Einen solchen Mechanismus kennt auch der Kanton Bern, der mit Biel die Stadt mit der höchsten Sozialhilfequote (11,6%) stellt. Thomas Michel, Leiter Abteilung Soziales in Biel, sagt: «Ohne Lastenausgleich hätten viele Berner Gemeinden grösste Finanznöte.» Eine Reorganisation des Sozialsystems soll nun dabei helfen, die Sozialhilfequote in Biel zu senken. Da immer mehr Sozialhilfebezüger aus dem Asylbereich stammten, gelte es aber, auch dort anzusetzen: «Wenn wir nicht in die Ausbildung der ankommenden Menschen investieren, sind wir bald mit einer verlorenen Generation konfrontiert.» Auch wenn in Biel die Arbeitslosigkeit hoch und das durchschnittliche Bildungsniveau relativ tief ist, hat Michel aber keine Angst, den Anschluss zu verlieren: «Als ehemaliger Industriestandort gilt es, sich neu zu erfinden. Mit Innovationen können wir es schaffen, dass das Kapital wieder zu uns findet.»
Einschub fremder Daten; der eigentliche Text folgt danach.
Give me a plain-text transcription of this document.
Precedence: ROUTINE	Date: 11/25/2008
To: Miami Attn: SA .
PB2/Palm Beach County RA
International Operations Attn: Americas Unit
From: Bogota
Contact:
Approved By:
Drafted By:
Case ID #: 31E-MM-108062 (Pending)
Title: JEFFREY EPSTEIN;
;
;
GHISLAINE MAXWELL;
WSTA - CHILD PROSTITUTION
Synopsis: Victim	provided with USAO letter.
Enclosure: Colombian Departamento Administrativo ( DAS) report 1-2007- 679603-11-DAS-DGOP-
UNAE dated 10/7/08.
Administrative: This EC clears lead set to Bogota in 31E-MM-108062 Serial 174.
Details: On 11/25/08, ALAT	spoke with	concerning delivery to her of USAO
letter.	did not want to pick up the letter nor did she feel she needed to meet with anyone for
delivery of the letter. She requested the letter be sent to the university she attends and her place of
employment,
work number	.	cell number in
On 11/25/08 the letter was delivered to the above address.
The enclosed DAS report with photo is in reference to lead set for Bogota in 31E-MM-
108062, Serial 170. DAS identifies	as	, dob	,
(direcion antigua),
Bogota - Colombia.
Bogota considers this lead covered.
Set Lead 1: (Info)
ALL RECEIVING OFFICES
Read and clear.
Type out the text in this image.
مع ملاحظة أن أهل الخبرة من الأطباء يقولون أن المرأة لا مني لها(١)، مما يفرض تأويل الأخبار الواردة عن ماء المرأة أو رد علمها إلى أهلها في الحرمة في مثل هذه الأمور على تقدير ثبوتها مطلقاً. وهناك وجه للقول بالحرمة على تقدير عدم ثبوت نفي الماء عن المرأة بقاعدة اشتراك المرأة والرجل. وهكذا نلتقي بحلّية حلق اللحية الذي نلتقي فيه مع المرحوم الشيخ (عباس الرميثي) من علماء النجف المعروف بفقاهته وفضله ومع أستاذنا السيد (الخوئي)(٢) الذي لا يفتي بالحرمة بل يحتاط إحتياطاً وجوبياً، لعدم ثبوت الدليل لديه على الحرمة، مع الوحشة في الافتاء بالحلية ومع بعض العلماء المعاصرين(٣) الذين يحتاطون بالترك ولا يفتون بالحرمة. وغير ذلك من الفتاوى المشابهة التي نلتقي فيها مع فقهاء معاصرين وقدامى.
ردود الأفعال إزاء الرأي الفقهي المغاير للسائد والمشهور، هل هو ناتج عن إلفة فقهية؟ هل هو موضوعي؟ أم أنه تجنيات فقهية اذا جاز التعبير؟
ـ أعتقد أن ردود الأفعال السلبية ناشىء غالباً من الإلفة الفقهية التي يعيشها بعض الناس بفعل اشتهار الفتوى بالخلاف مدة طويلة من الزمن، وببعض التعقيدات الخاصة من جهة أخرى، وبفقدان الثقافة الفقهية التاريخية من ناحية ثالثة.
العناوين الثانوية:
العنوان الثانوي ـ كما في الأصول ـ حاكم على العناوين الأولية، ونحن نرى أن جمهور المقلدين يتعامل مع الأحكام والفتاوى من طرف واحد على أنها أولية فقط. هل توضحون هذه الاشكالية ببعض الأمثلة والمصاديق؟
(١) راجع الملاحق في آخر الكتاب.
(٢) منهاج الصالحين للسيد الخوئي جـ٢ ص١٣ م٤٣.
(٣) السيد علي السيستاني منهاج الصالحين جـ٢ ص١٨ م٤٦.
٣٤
Über den neuen Brennpunkt zeigt sich auch die Konferenz der kantonalen Sozialhilfedirektoren besorgt. Präsident Peter Gomm lobt, die grossen Städte unternähmen seit Jahren grosse Anstrengungen, um Sozialhilfeempfänger wieder in den ersten Arbeitsmarkt zu integrieren. Nun müssten auch die mittelgrossen ihre Bemühungen verstärken. Er räumt jedoch ein: «Dies ist teils schwierig, weil der lokale Arbeitsmarkt weniger gross ist.» Zur Forderung nach einer solidarischeren Finanzierung sagt er, der Finanzausgleich zwischen den Kantonen werde regelmässig auf seine Wirksamkeit überprüft. Die politische Debatte über den innerkantonalen Ausgleich müsse in jedem Kanton separat geführt werden.